You’re moving too fast, you’re making too much noise, you’re disturbing the water, the fish can see you, on and on it went. I felt like I was standing on needles and pins, everything I did was fraught with incompetence. Oh, don’t get me wrong, we caught a lot of fish that day and some dandies, and I did enjoy learning how to fish the “Guide’s” way, but I have since reverted back to my bad habits and am doing quite well thank you. On the walk back I slipped on a slippery rock, if you can imagine that, and fell on my ass, but I managed to hold his rod high and it came through unscathed. He took his rod away from me and carried it back.
Fast forward four or five years ago:
I pulled off onto a parking spot along the Frying Pan River, no one else in sight. As I was slipping into my vest another vehicle pulled in and parked in front of me. Out stepped three guys, the “Guide” and two clients. I stood in amazement as they scurried to beat me to the spot that I planned to fish. I didn’t think the “Guide” recognized me so I stood on the high bank watching them fish. I was close enough to listen to the “Guide” instruct one of his clients: cast, mend and lead with the rod tip, pick-up and cast again.

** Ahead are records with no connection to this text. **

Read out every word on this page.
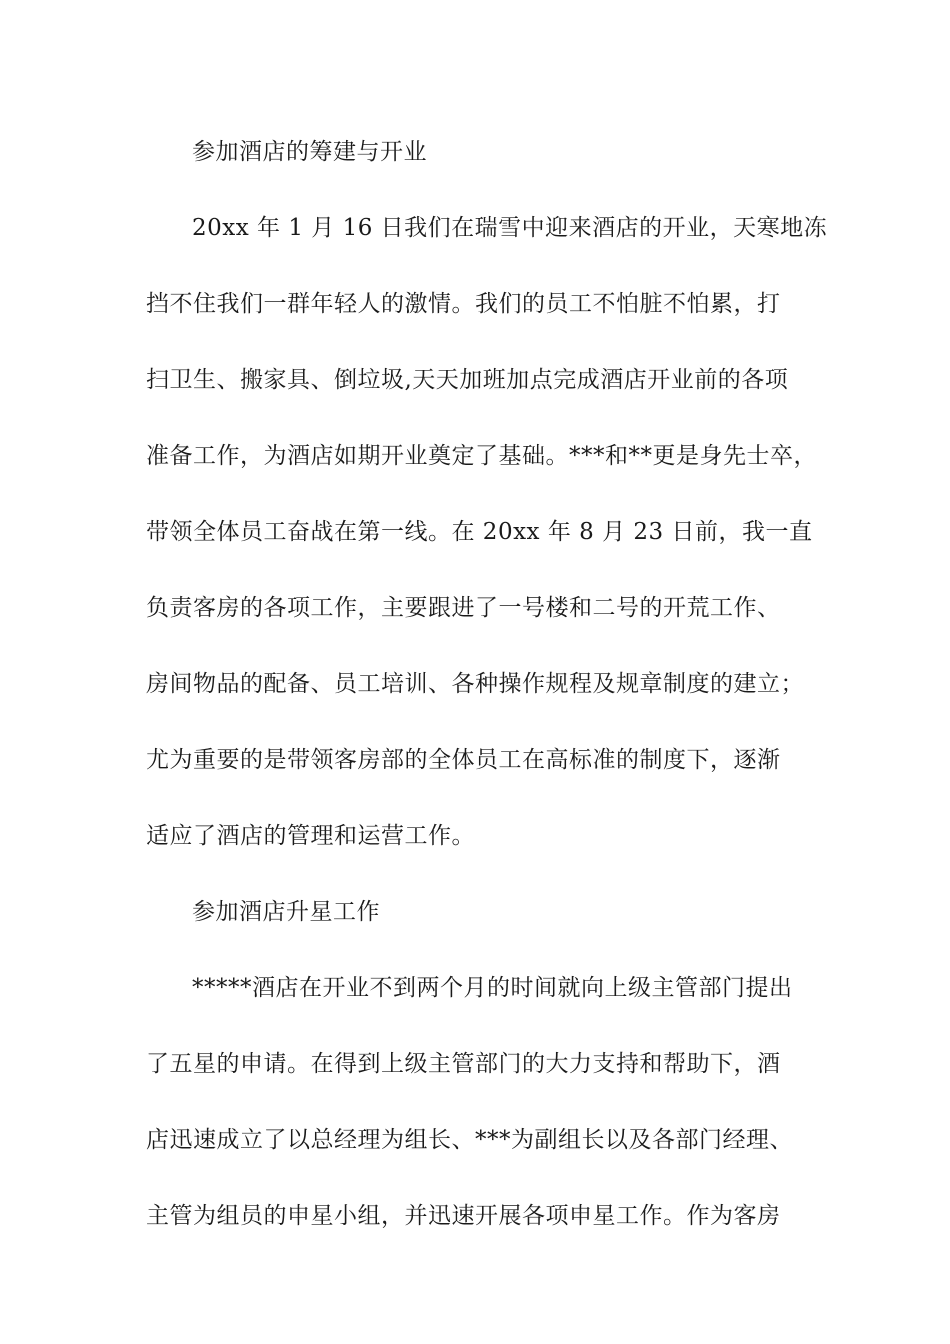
参加酒店的筹建与开业
20xx 年 1 月 16 日我们在瑞雪中迎来酒店的开业，天寒地冻
挡不住我们一群年轻人的激情。我们的员工不怕脏不怕累，打
扫卫生、搬家具、倒垃圾,天天加班加点完成酒店开业前的各项
准备工作，为酒店如期开业奠定了基础。***和**更是身先士卒，
带领全体员工奋战在第一线。在 20xx 年 8 月 23 日前，我一直
负责客房的各项工作，主要跟进了一号楼和二号的开荒工作、
房间物品的配备、员工培训、各种操作规程及规章制度的建立；
尤为重要的是带领客房部的全体员工在高标准的制度下，逐渐
适应了酒店的管理和运营工作。
参加酒店升星工作
*****酒店在开业不到两个月的时间就向上级主管部门提出
了五星的申请。在得到上级主管部门的大力支持和帮助下，酒
店迅速成立了以总经理为组长、***为副组长以及各部门经理、
主管为组员的申星小组，并迅速开展各项申星工作。作为客房
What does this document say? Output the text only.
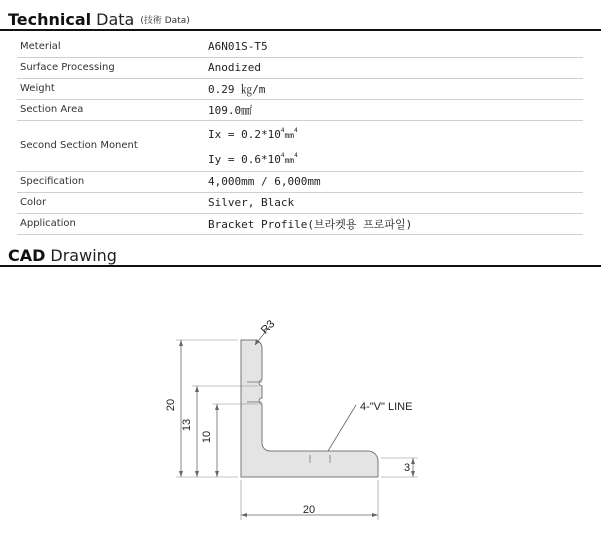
Technical Data (技術 Data)
Meterial	A6N01S-T5
Surface Processing	Anodized
Weight	0.29 ㎏/m
Section Area	109.0㎟
Second Section Monent	$Ix = 0.2*10^4mm^4$
$Iy = 0.6*10^4mm^4$

Specification	4,000mm / 6,000mm
Color	Silver, Black
Application	Bracket Profile(브라켓용 프로파일)
CAD Drawing
R3
4-"V" LINE
20
13
10
3
20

P.S. Please don’t infer that I hold guides with disdain, I have since fished with some excellent guides, one of which hooked me up with my largest Rainbow to date. I have spent time guiding both out west and here at home, and I have run into some real, (you know whats) as clients. I’m sure that if this story were told from the “Guides” perspective a much different story would be told. As a matter of fact I think I could write that story using little imagination.